An impending explosion in Egypt was obvious to old Mideast hands like myself. Last 26 April, I wrote a column, "Eruption on the Nile," predicting Mubarak’s rule would soon end and that the US had already selected intelligence chief Gen. Omar Suleiman as his successor. CIA could save a lot of time, money and error by simply reading LewRockwell.com each week.
However it is simply is not true that Margolis “predict[ed] Mubarak’s rule would soon end” in the column. Quite to the contrary he twice indicated that he expected the dictator to die in office:
“President Husni Mubarak, the US-supported strongman who has ruled Egypt with an iron hand for almost 30 years, is 81 and in frail health. Amazingly, he has no designated successor. No one knows who will take over Egypt when he dies.”

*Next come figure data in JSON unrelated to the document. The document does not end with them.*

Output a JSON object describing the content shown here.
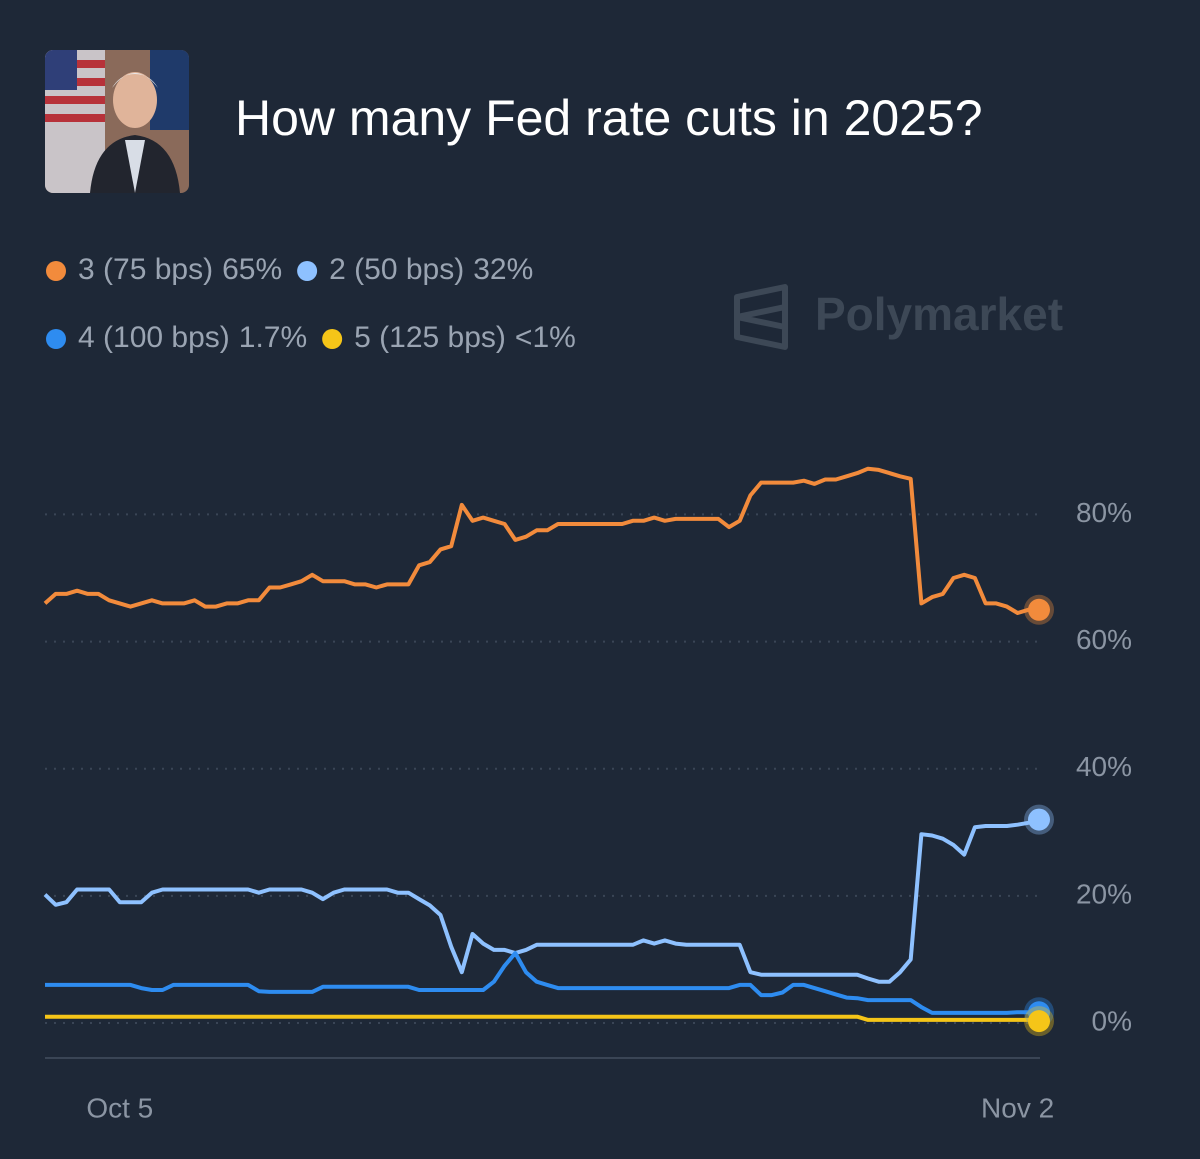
{
  "chart_data": {
    "type": "line",
    "title": "How many Fed rate cuts in 2025?",
    "watermark": "Polymarket",
    "categories": [
      null,
      null,
      null,
      null,
      null,
      null,
      null,
      "Oct 5",
      null,
      null,
      null,
      null,
      null,
      null,
      null,
      null,
      null,
      null,
      null,
      null,
      null,
      null,
      null,
      null,
      null,
      null,
      null,
      null,
      null,
      null,
      null,
      null,
      null,
      null,
      null,
      null,
      null,
      null,
      null,
      null,
      null,
      null,
      null,
      null,
      null,
      null,
      null,
      null,
      null,
      null,
      null,
      null,
      null,
      null,
      null,
      null,
      null,
      null,
      null,
      null,
      null,
      null,
      null,
      null,
      null,
      null,
      null,
      null,
      null,
      null,
      null,
      null,
      null,
      null,
      null,
      null,
      null,
      null,
      null,
      null,
      null,
      null,
      null,
      null,
      null,
      null,
      null,
      null,
      null,
      null,
      null,
      "Nov 2",
      null,
      null
    ],
    "ylim": [
      -5.5,
      98
    ],
    "yticks": [
      {
        "value": 0,
        "label": "0%"
      },
      {
        "value": 20,
        "label": "20%"
      },
      {
        "value": 40,
        "label": "40%"
      },
      {
        "value": 60,
        "label": "60%"
      },
      {
        "value": 80,
        "label": "80%"
      }
    ],
    "grid": true,
    "series": [
      {
        "name": "3 (75 bps)",
        "legend_value": "65%",
        "color": "#f28b3c",
        "values": [
          66,
          67.5,
          67.5,
          68,
          67.5,
          67.5,
          66.5,
          66,
          65.5,
          66,
          66.5,
          66,
          66,
          66,
          66.5,
          65.5,
          65.5,
          66,
          66,
          66.5,
          66.5,
          68.5,
          68.5,
          69,
          69.5,
          70.5,
          69.5,
          69.5,
          69.5,
          69,
          69,
          68.5,
          69,
          69,
          69,
          72,
          72.5,
          74.5,
          75,
          81.5,
          79,
          79.5,
          79,
          78.5,
          76,
          76.5,
          77.5,
          77.5,
          78.5,
          78.5,
          78.5,
          78.5,
          78.5,
          78.5,
          78.5,
          79,
          79,
          79.5,
          79,
          79.3,
          79.3,
          79.3,
          79.3,
          79.3,
          78,
          79,
          83,
          85,
          85,
          85,
          85,
          85.3,
          84.8,
          85.5,
          85.5,
          86,
          86.5,
          87.2,
          87,
          86.5,
          86,
          85.6,
          66,
          67,
          67.5,
          70,
          70.5,
          70,
          66,
          66,
          65.5,
          64.5,
          65,
          65
        ]
      },
      {
        "name": "2 (50 bps)",
        "legend_value": "32%",
        "color": "#8ec1ff",
        "values": [
          20.2,
          18.6,
          19,
          21,
          21,
          21,
          21,
          19,
          19,
          19,
          20.5,
          21,
          21,
          21,
          21,
          21,
          21,
          21,
          21,
          21,
          20.5,
          21,
          21,
          21,
          21,
          20.5,
          19.5,
          20.5,
          21,
          21,
          21,
          21,
          21,
          20.5,
          20.5,
          19.5,
          18.5,
          17,
          12,
          8,
          14,
          12.5,
          11.5,
          11.5,
          11,
          11.5,
          12.3,
          12.3,
          12.3,
          12.3,
          12.3,
          12.3,
          12.3,
          12.3,
          12.3,
          12.3,
          13,
          12.5,
          13,
          12.5,
          12.3,
          12.3,
          12.3,
          12.3,
          12.3,
          12.3,
          8,
          7.6,
          7.6,
          7.6,
          7.6,
          7.6,
          7.6,
          7.6,
          7.6,
          7.6,
          7.6,
          7,
          6.5,
          6.5,
          8,
          10,
          29.7,
          29.5,
          29,
          28,
          26.5,
          30.8,
          31,
          31,
          31,
          31.2,
          31.5,
          32
        ]
      },
      {
        "name": "4 (100 bps)",
        "legend_value": "1.7%",
        "color": "#2e8cf0",
        "values": [
          6,
          6,
          6,
          6,
          6,
          6,
          6,
          6,
          6,
          5.5,
          5.2,
          5.2,
          6,
          6,
          6,
          6,
          6,
          6,
          6,
          6,
          5,
          4.9,
          4.9,
          4.9,
          4.9,
          4.9,
          5.7,
          5.7,
          5.7,
          5.7,
          5.7,
          5.7,
          5.7,
          5.7,
          5.7,
          5.2,
          5.2,
          5.2,
          5.2,
          5.2,
          5.2,
          5.2,
          6.5,
          9,
          11,
          8,
          6.5,
          6,
          5.5,
          5.5,
          5.5,
          5.5,
          5.5,
          5.5,
          5.5,
          5.5,
          5.5,
          5.5,
          5.5,
          5.5,
          5.5,
          5.5,
          5.5,
          5.5,
          5.5,
          6,
          6,
          4.4,
          4.4,
          4.8,
          6,
          6,
          5.5,
          5,
          4.5,
          4,
          3.9,
          3.6,
          3.6,
          3.6,
          3.6,
          3.6,
          2.5,
          1.6,
          1.6,
          1.6,
          1.6,
          1.6,
          1.6,
          1.6,
          1.6,
          1.7,
          1.7,
          1.7
        ]
      },
      {
        "name": "5 (125 bps)",
        "legend_value": "<1%",
        "color": "#f5c518",
        "values": [
          1,
          1,
          1,
          1,
          1,
          1,
          1,
          1,
          1,
          1,
          1,
          1,
          1,
          1,
          1,
          1,
          1,
          1,
          1,
          1,
          1,
          1,
          1,
          1,
          1,
          1,
          1,
          1,
          1,
          1,
          1,
          1,
          1,
          1,
          1,
          1,
          1,
          1,
          1,
          1,
          1,
          1,
          1,
          1,
          1,
          1,
          1,
          1,
          1,
          1,
          1,
          1,
          1,
          1,
          1,
          1,
          1,
          1,
          1,
          1,
          1,
          1,
          1,
          1,
          1,
          1,
          1,
          1,
          1,
          1,
          1,
          1,
          1,
          1,
          1,
          1,
          1,
          0.5,
          0.5,
          0.5,
          0.5,
          0.5,
          0.5,
          0.5,
          0.5,
          0.5,
          0.5,
          0.5,
          0.5,
          0.5,
          0.5,
          0.5,
          0.5,
          0.3
        ]
      }
    ]
  }
}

“Now, as Mubarak’s health fails, the US and Israel are increasingly alarmed his death could produce a political eruption in long-repressed Egypt.”
Technically one could argue Margolis’ claim was accurate because he “predict[ed] Mubarak’s rule would soon end” but that was due his “frail health” rather than popular revolt. Thus Margolis was further off the mark than pundits who indicated the president would retire this year. What he predicted was turmoil over Mubarak’s succession.
While it’s true he said “Gen. Omar Suleiman, an ally of the US and Israel, is another possible strongman” he also mentioned Mubarak’s son Gamal and “another army or air force general” as strong possibilities and said “Washington would do well to back el-Baradei”.
But Margolis not the first person, by a long shot, to predict turmoil over Mubarak’s succession or cite Suleiman as a strong candidate. Almost 10 years before his column “Egypt: Stable, but for How Long?” by Jon B. Alterman appeared in the Autumn 2000 edition of the Washington Quarterly (Volume 23, Number 4, , pp. 107-118). In the section `Configuring Stability: But What About the Succession?’ [pg. 114, PDF pg. 4] Alterman wrote that while Gamal and some army generals were possibilities, “Publicly attuned Egyptians and other astute observers, however, put their money on domestic intelligence veteran Omar Suleiman.”
Alterman MIGHT have been the first person to write that Suleiman was a leading candidate, but he was definitely not the last one before Margolis. Below are few examples of hundreds of such articles that appeared from years to days before "Eruption on the Nile":
“Apart from [Gamal Mubarak], speculation has swirled around the country's intelligence chief, Omar Suleiman, who came into the international spotlight recently as Egypt's go-between in the Israeli-Palestinian conflict”
“Now, finally, he seems to be grooming an heir in each camp: one a general, the other an entrepreneur; the first arguably his closest aide, the second his son…Until not so long ago few Egyptians even knew who Lieutenant General Omar Suleiman, Egypt's powerful chief of intelligence, was.
“[Gamal Mubarak’s] main rival is one of Mubarak’s best friends, General Omar Suleiman, 69, the spy chief”
“The other name most commonly raised is Omar Suleiman, the longtime head of intelligence”
“[Omar Suleiman], believed to be the second-most-powerful person in Egypt and a potential successor to the 80-year-old [Hosni Mubarak], has been entrusted with the "Israeli file."”
"Egyptian Regime Worried by Increasing Pressure on President Mubarak To Select Security Services Chief Colonel Umar Sulayman as his Successor”
“Mubarak’s politician son Gamal, widely tipped as a possible successor. But others too have their eye on the top job, notably intelligence chief Omar Suleiman”
The first is Omar Suleiman, Egypt's intelligence chief and long-rumored successor to Mubarak…Suleiman is the most likely candidate for vice president, who would succeed the president in the event of the president’s death or incapacitation.
Note that the last one came out just 4 days before Margolis’ column and discussed the possibility “another army or air force general” might get the nod.
So there is no reason for the CIA to “[read his column in] LewRockwell.com each week” why should they waste their time with a liar who has shown no signs of being ahead of the curve?